Seanad debates
Thursday, 13 June 2024
Health (Assisted Human Reproduction) Bill 2022: Second Stage
9:30 am
Michael McDowell (Independent) | Oireachtas source
I have a peculiar relationship with this legislation. At one stage the Attorney General was kind enough to instruct me in the case of MR and DR v. An t-Ard-Chláraitheoir in the Supreme Court, where my function was to uphold that the mother of a child to be registered on a birth certificate was the person who actually bore the child. At that time, the Supreme Court was informed and was shown draft legislation, which was then in place, to deal with surrogacy coming, I think, from the Department of Justice. I am not quite clear where it was to come from; maybe it was the Department of Health. The Supreme Court was told that it was the early intention of the Government to deal with this issue, and that was the bones of 11 years ago. I have, therefore, personal interaction with this problem. I believe strongly in regularising assisted reproduction. I believe strongly in regularising the provision of IVF treatment. I believe strongly that there has to be some regulatory framework for embryological research. This country needs to face up to all of those issues and they cannot be put back any more.

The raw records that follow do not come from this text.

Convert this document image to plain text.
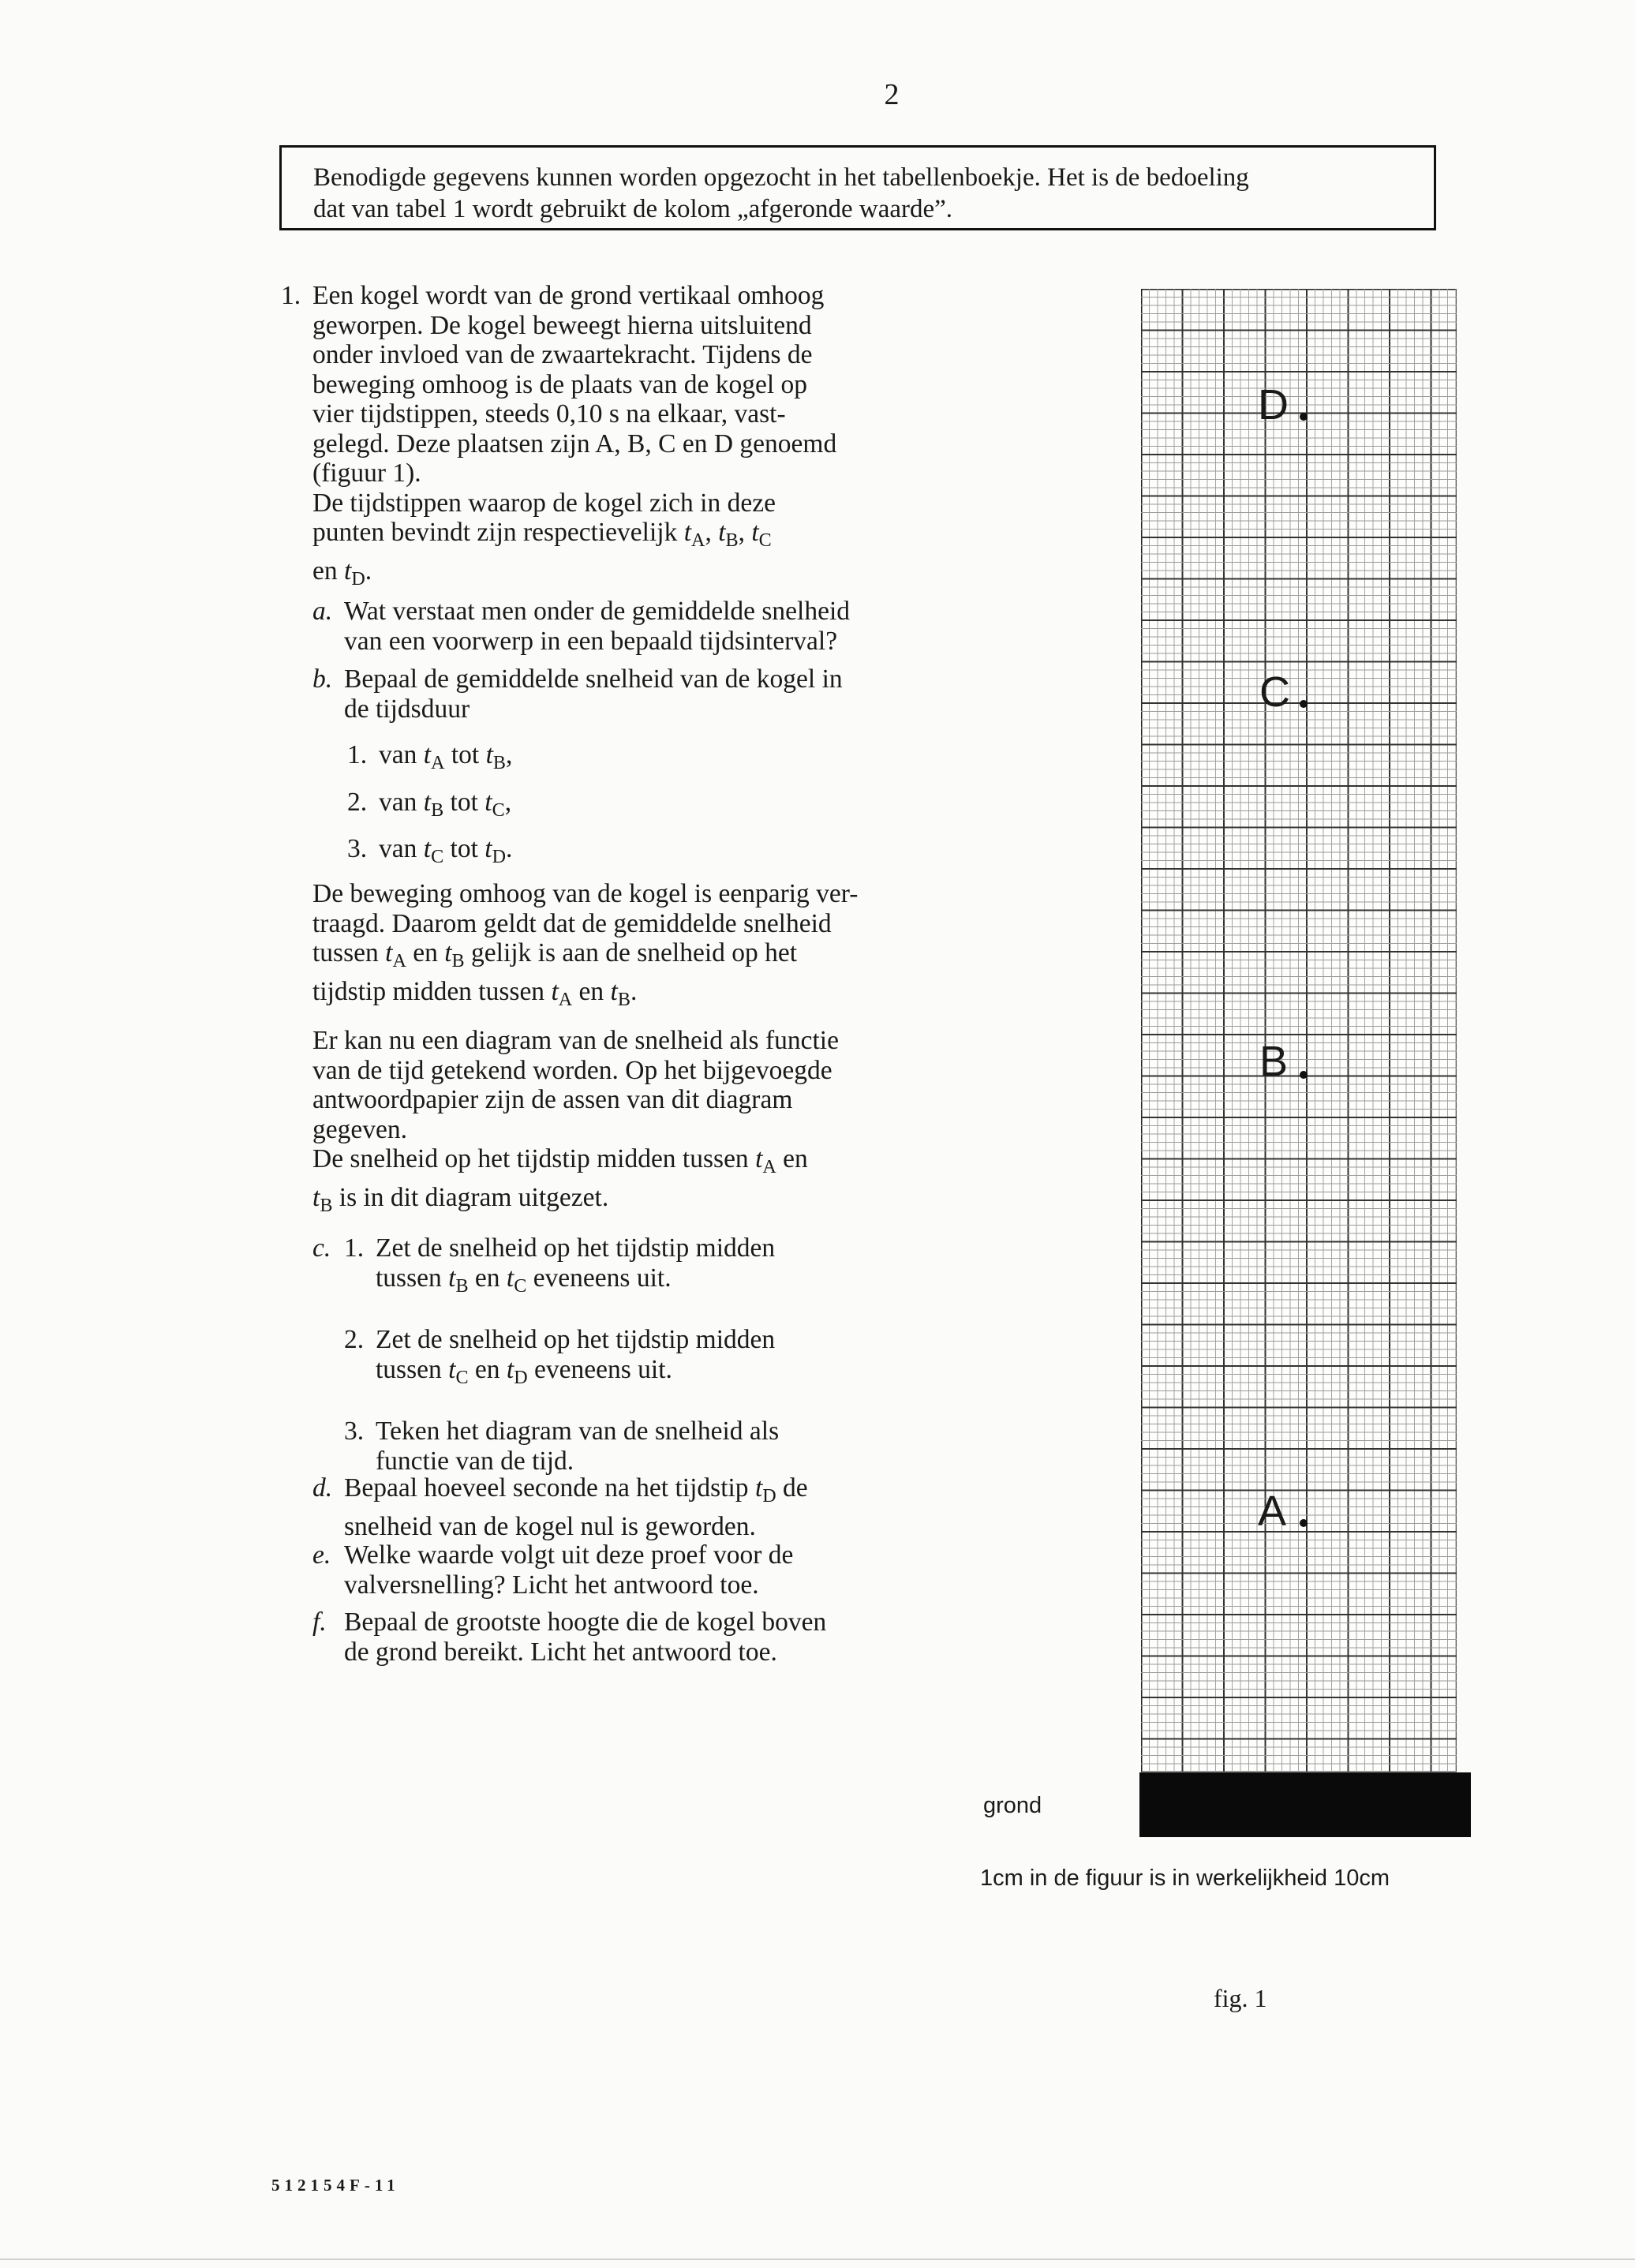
2
Benodigde gegevens kunnen worden opgezocht in het tabellenboekje. Het is de bedoeling
dat van tabel 1 wordt gebruikt de kolom „afgeronde waarde”.
1. Een kogel wordt van de grond vertikaal omhoog
geworpen. De kogel beweegt hierna uitsluitend
onder invloed van de zwaartekracht. Tijdens de
beweging omhoog is de plaats van de kogel op
vier tijdstippen, steeds 0,10 s na elkaar, vast-
gelegd. Deze plaatsen zijn A, B, C en D genoemd
(figuur 1).
De tijdstippen waarop de kogel zich in deze
punten bevindt zijn respectievelijk $t_A$, $t_B$, $t_C$
en $t_D$.
a. Wat verstaat men onder de gemiddelde snelheid
van een voorwerp in een bepaald tijdsinterval?
b. Bepaal de gemiddelde snelheid van de kogel in
de tijdsduur
1. van $t_A$ tot $t_B$,
2. van $t_B$ tot $t_C$,
3. van $t_C$ tot $t_D$.
De beweging omhoog van de kogel is eenparig ver-
traagd. Daarom geldt dat de gemiddelde snelheid
tussen $t_A$ en $t_B$ gelijk is aan de snelheid op het
tijdstip midden tussen $t_A$ en $t_B$.
Er kan nu een diagram van de snelheid als functie
van de tijd getekend worden. Op het bijgevoegde
antwoordpapier zijn de assen van dit diagram
gegeven.
De snelheid op het tijdstip midden tussen $t_A$ en
$t_B$ is in dit diagram uitgezet.
c. 1. Zet de snelheid op het tijdstip midden
tussen $t_B$ en $t_C$ eveneens uit.
2. Zet de snelheid op het tijdstip midden
tussen $t_C$ en $t_D$ eveneens uit.
3. Teken het diagram van de snelheid als
functie van de tijd.
d. Bepaal hoeveel seconde na het tijdstip $t_D$ de
snelheid van de kogel nul is geworden.
e. Welke waarde volgt uit deze proef voor de
valversnelling? Licht het antwoord toe.
f. Bepaal de grootste hoogte die de kogel boven
de grond bereikt. Licht het antwoord toe.
D
C
B
A
grond
1cm in de figuur is in werkelijkheid 10cm
fig. 1
512154F-11
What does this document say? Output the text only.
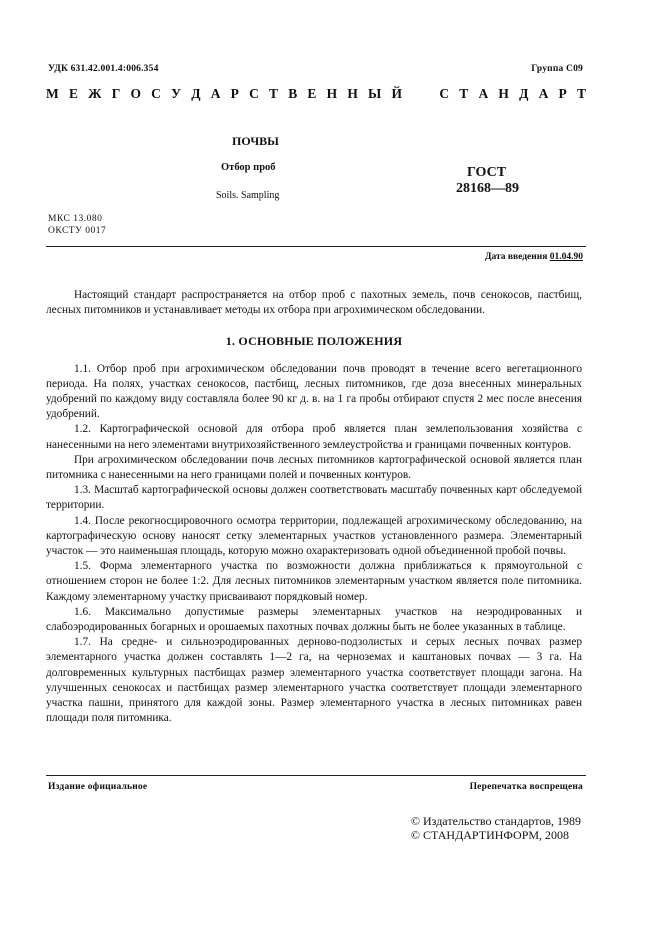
УДК 631.42.001.4:006.354	Группа С09
М Е Ж Г О С У Д А Р С Т В Е Н Н Ы Й

	С Т А Н Д А Р Т
ПОЧВЫ
Отбор проб
Soils. Sampling
ГОСТ
28168—89
МКС 13.080
ОКСТУ 0017
Дата введения 01.04.90

Настоящий стандарт распространяется на отбор проб с пахотных земель, почв сенокосов, пастбищ, лесных питомников и устанавливает методы их отбора при агрохимическом обследовании.

1. ОСНОВНЫЕ ПОЛОЖЕНИЯ

1.1. Отбор проб при агрохимическом обследовании почв проводят в течение всего вегетационного периода. На полях, участках сенокосов, пастбищ, лесных питомников, где доза внесенных минеральных удобрений по каждому виду составляла более 90 кг д. в. на 1 га пробы отбирают спустя 2 мес после внесения удобрений.

1.2. Картографической основой для отбора проб является план землепользования хозяйства с нанесенными на него элементами внутрихозяйственного землеустройства и границами почвенных контуров.

При агрохимическом обследовании почв лесных питомников картографической основой является план питомника с нанесенными на него границами полей и почвенных контуров.

1.3. Масштаб картографической основы должен соответствовать масштабу почвенных карт обследуемой территории.

1.4. После рекогносцировочного осмотра территории, подлежащей агрохимическому обследованию, на картографическую основу наносят сетку элементарных участков установленного размера. Элементарный участок — это наименьшая площадь, которую можно охарактеризовать одной объединенной пробой почвы.

1.5. Форма элементарного участка по возможности должна приближаться к прямоугольной с отношением сторон не более 1:2. Для лесных питомников элементарным участком является поле питомника. Каждому элементарному участку присваивают порядковый номер.

1.6. Максимально допустимые размеры элементарных участков на неэродированных и слабоэродированных богарных и орошаемых пахотных почвах должны быть не более указанных в таблице.

1.7. На средне- и сильноэродированных дерново-подзолистых и серых лесных почвах размер элементарного участка должен составлять 1—2 га, на черноземах и каштановых почвах — 3 га. На долговременных культурных пастбищах размер элементарного участка соответствует площади загона. На улучшенных сенокосах и пастбищах размер элементарного участка соответствует площади элементарного участка пашни, принятого для каждой зоны. Размер элементарного участка в лесных питомниках равен площади поля питомника.

Издание официальное	Перепечатка воспрещена
© Издательство стандартов, 1989
© СТАНДАРТИНФОРМ, 2008
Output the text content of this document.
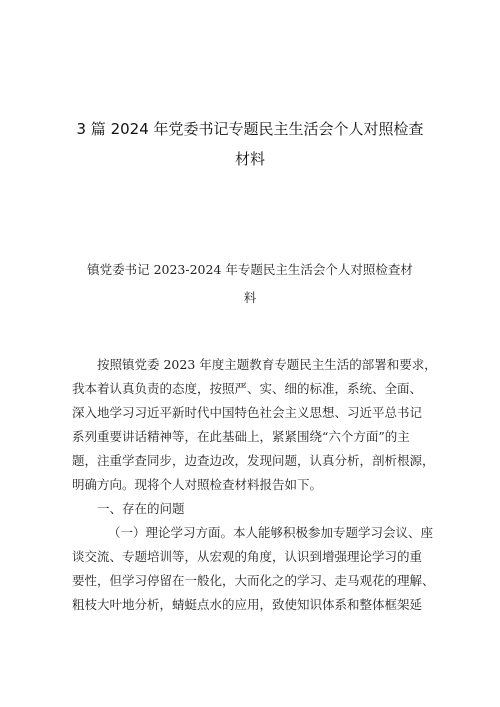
3 篇 2024 年党委书记专题民主生活会个人对照检查
材料
镇党委书记 2023-2024 年专题民主生活会个人对照检查材
料
按照镇党委 2023 年度主题教育专题民主生活的部署和要求，
我本着认真负责的态度，按照严、实、细的标准，系统、全面、
深入地学习习近平新时代中国特色社会主义思想、习近平总书记
系列重要讲话精神等，在此基础上，紧紧围绕“六个方面”的主
题，注重学查同步，边查边改，发现问题，认真分析，剖析根源，
明确方向。现将个人对照检查材料报告如下。
一、存在的问题
（一）理论学习方面。本人能够积极参加专题学习会议、座
谈交流、专题培训等，从宏观的角度，认识到增强理论学习的重
要性，但学习停留在一般化，大而化之的学习、走马观花的理解、
粗枝大叶地分析，蜻蜓点水的应用，致使知识体系和整体框架延
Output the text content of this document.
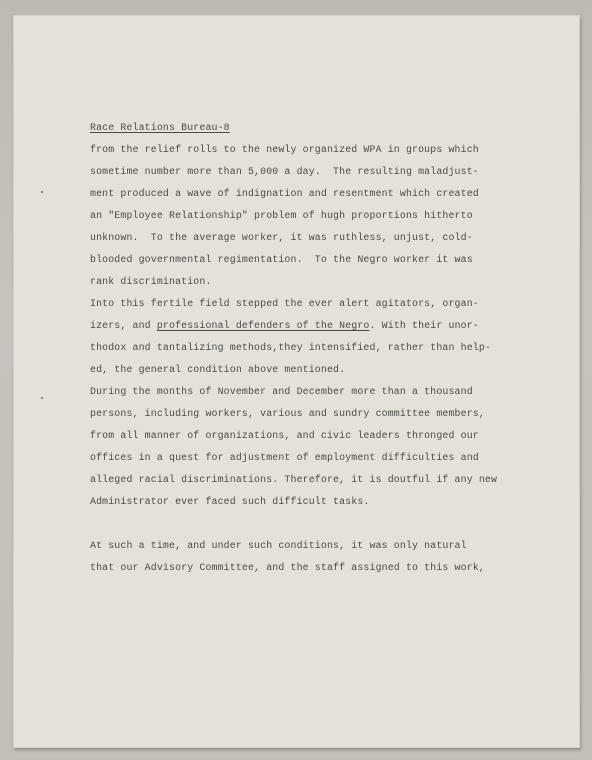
Race Relations Bureau-8
from the relief rolls to the newly organized WPA in groups which
sometime number more than 5,000 a day.  The resulting maladjust-
ment produced a wave of indignation and resentment which created
an "Employee Relationship" problem of hugh proportions hitherto
unknown.  To the average worker, it was ruthless, unjust, cold-
blooded governmental regimentation.  To the Negro worker it was
rank discrimination.
Into this fertile field stepped the ever alert agitators, organ-
izers, and professional defenders of the Negro. With their unor-
thodox and tantalizing methods,they intensified, rather than help-
ed, the general condition above mentioned.
During the months of November and December more than a thousand
persons, including workers, various and sundry committee members,
from all manner of organizations, and civic leaders thronged our
offices in a quest for adjustment of employment difficulties and
alleged racial discriminations. Therefore, it is doutful if any new
Administrator ever faced such difficult tasks.
At such a time, and under such conditions, it was only natural
that our Advisory Committee, and the staff assigned to this work,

On the question of surrogacy, the case that I have mentioned was very interesting from the point of view that the two parties who sought to have the biological mother of the child registered as the mother on the birth certificate were in the position that the would-be mother of the child had a congenital absence of a womb but had ovaries and was in a position to produce eggs capable of fertilisation by her husband's sperm. She was also lucky enough that a close relative of hers - I think it was her sister from memory - agreed to carry the child out of the goodness of her heart and knowing what a burden childlessness places on many couples. Even where a condition such as the biological mother in that case faced is not the case, there are many other mothers, and I have relatives for whom this applies, for whom childlessness or the threat of childlessness has been a huge problem in their lives, a problem for their families, and a psychological yearning to be mothers and to be the parents of children. I understand all of that intimately. I believe, therefore, as in the case of the one I mentioned that went to the Supreme Court, that there is nothing wrong with surrogacy per se.
I have listened to the speeches that have been made. The one thing I would accord to everybody is that I actually believe that all of the contributions thus far have been made from a position of sincerity. I do not believe that they are made from a position of cynicism. I do not share Senator Mullen's views on IVF treatment. I do not share his view that every fertilised ovum is a human person. I do not believe that and I think that is about as logical as saying that every acorn is an oak tree. It is not in my view a tenable position but he comes to it from a different philosophical, and perhaps religious, perspective.
I believe that surrogacy legislation is necessary, and that IVF and assisted reproduction legislation is necessary. The time is well overdue, especially as I promised the Supreme Court on behalf of the then Attorney General ten years ago that the matter was about to be dealt with and that it should be dealt within a decade.I take Senator Seery Kearney's point that if this legislation falls with this Oireachtas, who knows when it will happen? All of the parents who are in limbo will remain in limbo. While I accept all those points, I make the point that the fact that we are now being asked to rush it through is not the fault of this House. The function of Senators is to examine legislation carefully. Our function is to go through this, section by section. It is a desperate pity that between the utilisation of heavy majorities in this House - the party Whip and all the rest of it - that the process for which this House was designed under the Constitution and for which it was retained by the people in a referendum is largely to be bypassed. I appeal to everybody to deal with one another in relation to the text of this Bill on the basis of respect and to accept one another's sincerity and to simply go through it, as we should do, to see if it is the best phraseology to deal with what are very complex and pressing human problems with huge emotional overlay.